Esta alegría nace de una convicción interior, pero, para alcanzarla, es imprescindible tenerla. Y la fe es, precisamente, este don.
Estos días no hemos podido celebrar, vivir las fiestas… ¿por qué la fiesta es tan importante para la vida?
La fiesta constituye una necesidad básica desde el punto de vista antropológico. No solo estamos hechos para trabajar. Hay un tiempo para cada cosa y el equilibro radica en la alternancia de facetas.
Es un paréntesis en el tiempo, una alteración de las rutinas, un modo de celebrar el hecho de existir, de estar en el mundo con otros.
Existe la fiesta como evasión, escapada, salida del mundo; pero existe, también, la fiesta como afirmación radical de la vida, como expresión del gozo de existir.
Necesitamos interrumpir las rutinas, para celebrar la gratuidad del ser y eso solo es posible hacerlo con los demás. No existe la fiesta a título individual. Siempre y en todas las civilizaciones, tiene una dimensión comunitaria.
También la fe es festiva, ¿no?
La fe necesita ser celebrada en comunidad. Tiene una dimensión festiva porque, a través de ella, se afirma, radicalmente, la vida o, dicho de otro modo, que la muerte ha sido vencida por el amor.
La Pascua es la mejor noticia que un ser humano puede recibir. Creer que la muerte no podrá ganar la partida; que seremos resucitados en cuerpo y alma al final de la historia, es la mejor noticia que uno puede recibir.
Porque lo que más le duele a uno es tener que despedirse de las personas que ama, constatar su terrible impotencia técnica frente a la muerte. Creer que la muerte ha sido vencida por Dios es motivo de celebración. Esto es la Pascua.
¿Usted cómo mantiene la alegría vital cuando ve que todo se desmorona a su alrededor?
Trato de ahondar en la perfecta alegría de san Francisco de Asís. La figura me conmueve desde niño. Trato de comprender cómo es posible estar alegre cuando el mundo te escupe, te cierra las puertas, te desprecia o te ignora.

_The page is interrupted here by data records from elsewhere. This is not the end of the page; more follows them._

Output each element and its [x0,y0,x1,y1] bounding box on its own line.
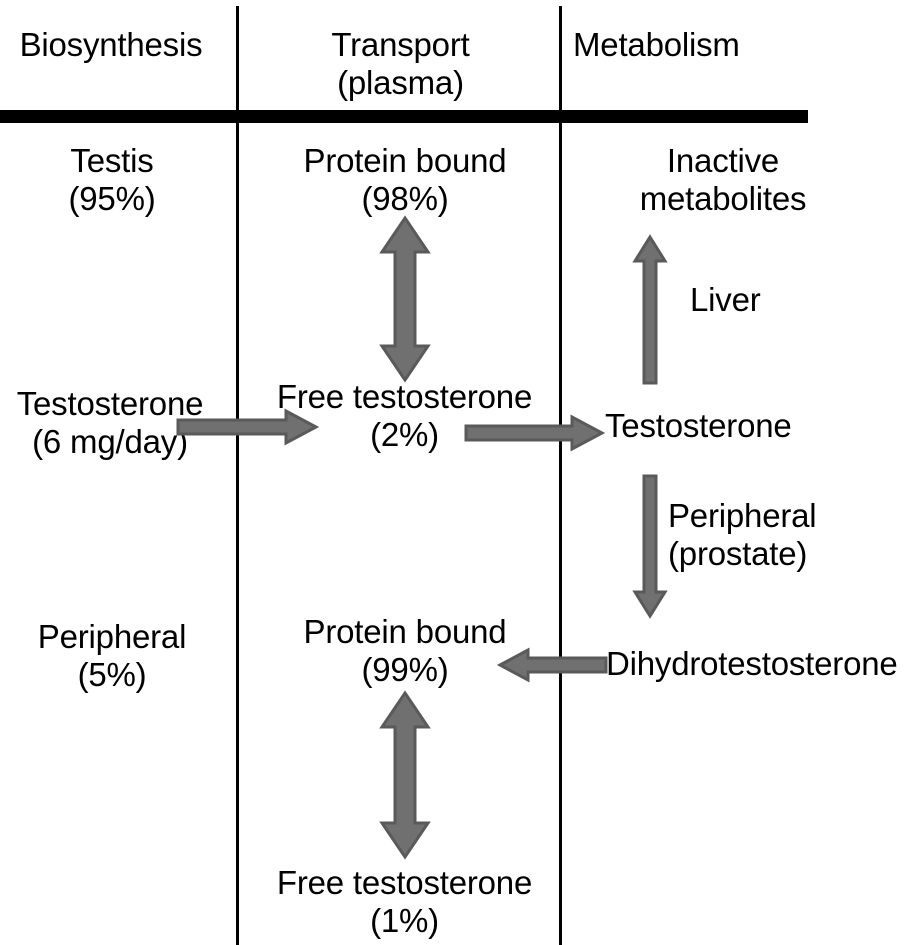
node-testosterone-tissue: Testosterone [605,407,905,445]
arrow-testosterone-to-free-testosterone [176,408,318,446]
node-testis: Testis (95%) [0,142,224,219]
arrow-testosterone-to-dihydrotestosterone [633,474,667,618]
arrow-dihydrotestosterone-to-protein-bound-99 [498,648,608,682]
column-header-transport: Transport (plasma) [248,26,553,103]
column-header-biosynthesis: Biosynthesis [0,26,222,64]
arrow-testosterone-to-inactive-metabolites [633,235,667,385]
column-divider-right [559,6,562,945]
node-inactive-metabolites: Inactive metabolites [578,142,868,219]
arrow-protein-bound-98-equilibrium [378,216,432,382]
arrow-protein-bound-99-equilibrium [378,691,432,859]
diagram-canvas: Biosynthesis Transport (plasma) Metaboli… [0,0,907,945]
column-divider-left [236,6,239,945]
node-protein-bound-98: Protein bound (98%) [255,142,555,219]
node-dihydrotestosterone: Dihydrotestosterone [606,645,906,683]
node-free-testosterone-1: Free testosterone (1%) [252,864,557,941]
annotation-peripheral-prostate: Peripheral (prostate) [668,497,898,574]
column-header-metabolism: Metabolism [573,26,903,64]
annotation-liver: Liver [690,281,820,319]
header-separator-rule [0,110,808,123]
arrow-free-testosterone-to-testosterone [464,414,604,452]
node-peripheral-source: Peripheral (5%) [0,618,224,695]
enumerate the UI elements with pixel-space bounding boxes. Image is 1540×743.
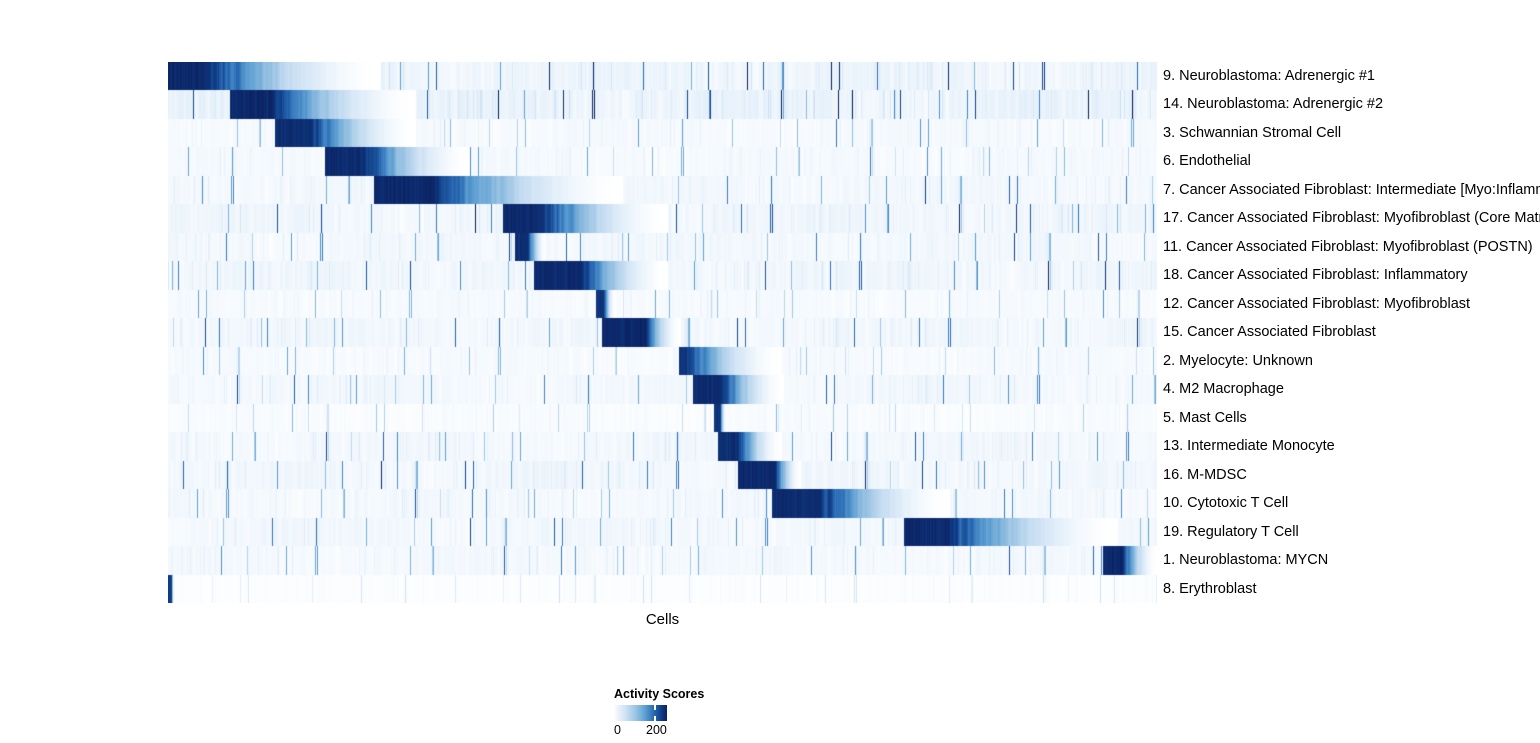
legend-tick-labels: 0 200 [614,722,714,738]
heatmap-row-label: 7. Cancer Associated Fibroblast: Interme… [1163,176,1540,204]
legend-tick-label-0: 0 [614,722,621,738]
legend-tick-mark-bottom [654,716,656,721]
heatmap-row-label: 18. Cancer Associated Fibroblast: Inflam… [1163,261,1468,289]
heatmap-row-label: 9. Neuroblastoma: Adrenergic #1 [1163,62,1375,90]
heatmap-row-label: 12. Cancer Associated Fibroblast: Myofib… [1163,290,1470,318]
gep-activity-heatmap-figure: GEPs Cells 9. Neuroblastoma: Adrenergic … [0,0,1540,743]
legend-title: Activity Scores [614,686,814,702]
heatmap-row-label: 11. Cancer Associated Fibroblast: Myofib… [1163,233,1533,261]
heatmap-plot-area[interactable] [168,62,1157,603]
heatmap-row-label: 2. Myelocyte: Unknown [1163,347,1313,375]
heatmap-row-label: 19. Regulatory T Cell [1163,518,1299,546]
heatmap-row-label: 3. Schwannian Stromal Cell [1163,119,1341,147]
heatmap-row-label: 8. Erythroblast [1163,575,1257,603]
heatmap-row-label: 5. Mast Cells [1163,404,1247,432]
heatmap-row-label: 15. Cancer Associated Fibroblast [1163,318,1376,346]
x-axis-title: Cells [168,611,1157,628]
heatmap-row-label: 13. Intermediate Monocyte [1163,432,1335,460]
legend-colorbar-gradient [614,705,667,721]
heatmap-row-label: 4. M2 Macrophage [1163,375,1284,403]
heatmap-row-label: 16. M-MDSC [1163,461,1247,489]
legend-colorbar-wrap[interactable] [614,705,667,721]
heatmap-row-label: 14. Neuroblastoma: Adrenergic #2 [1163,90,1383,118]
heatmap-row-label: 6. Endothelial [1163,147,1251,175]
heatmap-row-labels: 9. Neuroblastoma: Adrenergic #114. Neuro… [1163,62,1540,603]
heatmap-row-label: 10. Cytotoxic T Cell [1163,489,1288,517]
legend-tick-label-200: 200 [646,722,667,738]
heatmap-row-label: 1. Neuroblastoma: MYCN [1163,546,1328,574]
x-axis-title-text: Cells [646,611,679,628]
heatmap-canvas[interactable] [168,62,1157,603]
activity-scores-legend: Activity Scores 0 200 [614,686,814,738]
heatmap-row-label: 17. Cancer Associated Fibroblast: Myofib… [1163,204,1540,232]
legend-tick-mark-top [654,705,656,710]
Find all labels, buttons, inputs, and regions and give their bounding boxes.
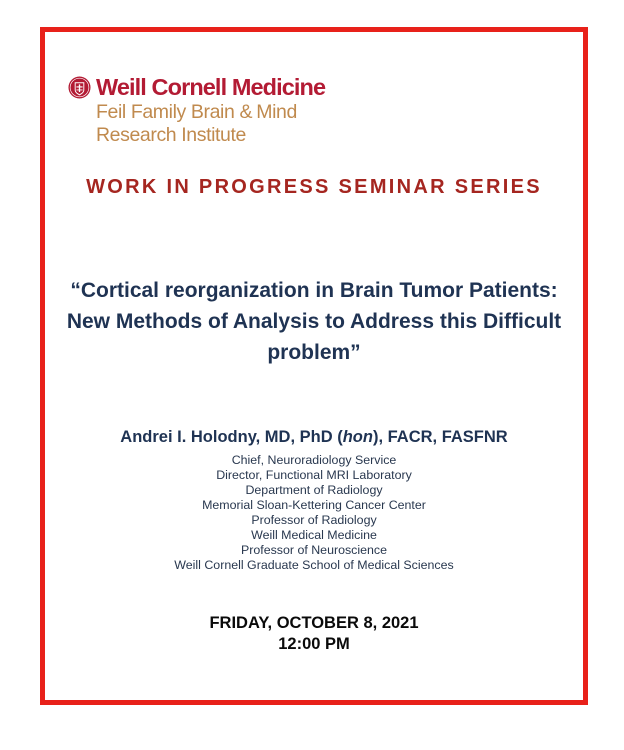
speaker-name-suffix: ), FACR, FASFNR: [373, 428, 508, 446]
red-border-frame: Weill Cornell Medicine Feil Family Brain…: [40, 27, 588, 705]
speaker-name-prefix: Andrei I. Holodny, MD, PhD (: [120, 428, 342, 446]
ampersand: &: [239, 101, 251, 123]
weill-cornell-seal-icon: [68, 76, 91, 99]
speaker-name: Andrei I. Holodny, MD, PhD (hon), FACR, …: [45, 427, 583, 447]
affiliation-line: Professor of Neuroscience: [45, 543, 583, 558]
institute-text-a: Feil Family Brain: [96, 101, 234, 123]
institute-line-2: Research Institute: [96, 125, 488, 146]
logo-row: Weill Cornell Medicine: [68, 76, 488, 100]
affiliation-line: Professor of Radiology: [45, 513, 583, 528]
institute-line-1: Feil Family Brain & Mind: [96, 102, 488, 123]
event-time: 12:00 PM: [45, 634, 583, 655]
weill-cornell-logo: Weill Cornell Medicine Feil Family Brain…: [68, 76, 488, 146]
affiliation-line: Memorial Sloan-Kettering Cancer Center: [45, 498, 583, 513]
affiliation-line: Chief, Neuroradiology Service: [45, 453, 583, 468]
talk-title-line-1: “Cortical reorganization in Brain Tumor …: [63, 275, 565, 306]
affiliation-line: Department of Radiology: [45, 483, 583, 498]
wordmark-text: Weill Cornell Medicine: [96, 76, 325, 100]
affiliation-line: Weill Medical Medicine: [45, 528, 583, 543]
speaker-affiliations: Chief, Neuroradiology Service Director, …: [45, 453, 583, 573]
affiliation-line: Director, Functional MRI Laboratory: [45, 468, 583, 483]
institute-text-b: Mind: [256, 101, 297, 123]
flyer-content: Weill Cornell Medicine Feil Family Brain…: [45, 32, 583, 700]
talk-title-line-3: problem”: [63, 337, 565, 368]
seminar-flyer: Weill Cornell Medicine Feil Family Brain…: [0, 0, 624, 750]
talk-title: “Cortical reorganization in Brain Tumor …: [63, 275, 565, 368]
event-datetime: FRIDAY, OCTOBER 8, 2021 12:00 PM: [45, 613, 583, 655]
speaker-honorary-marker: hon: [343, 428, 373, 446]
talk-title-line-2: New Methods of Analysis to Address this …: [63, 306, 565, 337]
seminar-series-heading: WORK IN PROGRESS SEMINAR SERIES: [45, 176, 583, 199]
event-date: FRIDAY, OCTOBER 8, 2021: [45, 613, 583, 634]
affiliation-line: Weill Cornell Graduate School of Medical…: [45, 558, 583, 573]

Esa perfecta alegría que el pobre de Asís experimentaba en sus adentros no deja de sorprenderme. Ni siquiera sus discípulos más amados era capaces de comprender cómo aquello era posible.
Cuando todo se desmorona, necesitamos beber de las fuentes espirituales. Cada cual tiene las suyas. En ellas hallamos el nutriente básico para persistir en la lucha contra el escepticismo. Es bueno recordar que la principal tentación es el cansancio.
¿Cómo animar a quién lo ha perdido todo?
No es fácil. No sirven las bellas palabras, tampoco relativizar el mal sufrido. A veces, con buena intención, se comunican mensajes que generan el efecto contrario. Encienden la indignación y la rabia
. No hay fórmulas mágicas, no hay recetas milagrosas, ni vías de consolación low cost.
Sucumbir a eso es un insulto a la inteligencia. Cuando se ha perdido todo, se debe estar al lado de la persona que experimenta la pérdida. Estar al lado y callarse. Esto es lo más difícil.
Además de eso, hay que buscar alternativas, imaginar salidas para resolver las carencias, ponerse a trabajar con él. Esto se llama compromiso y en tiempos líquidos genera temor y temblor.
Más que decirle cosas, lo que hay que hacer es ponerse a disposición y escucharle para que pueda liberar todo su malestar, pues la escucha ya es, de por sí, terapéutica.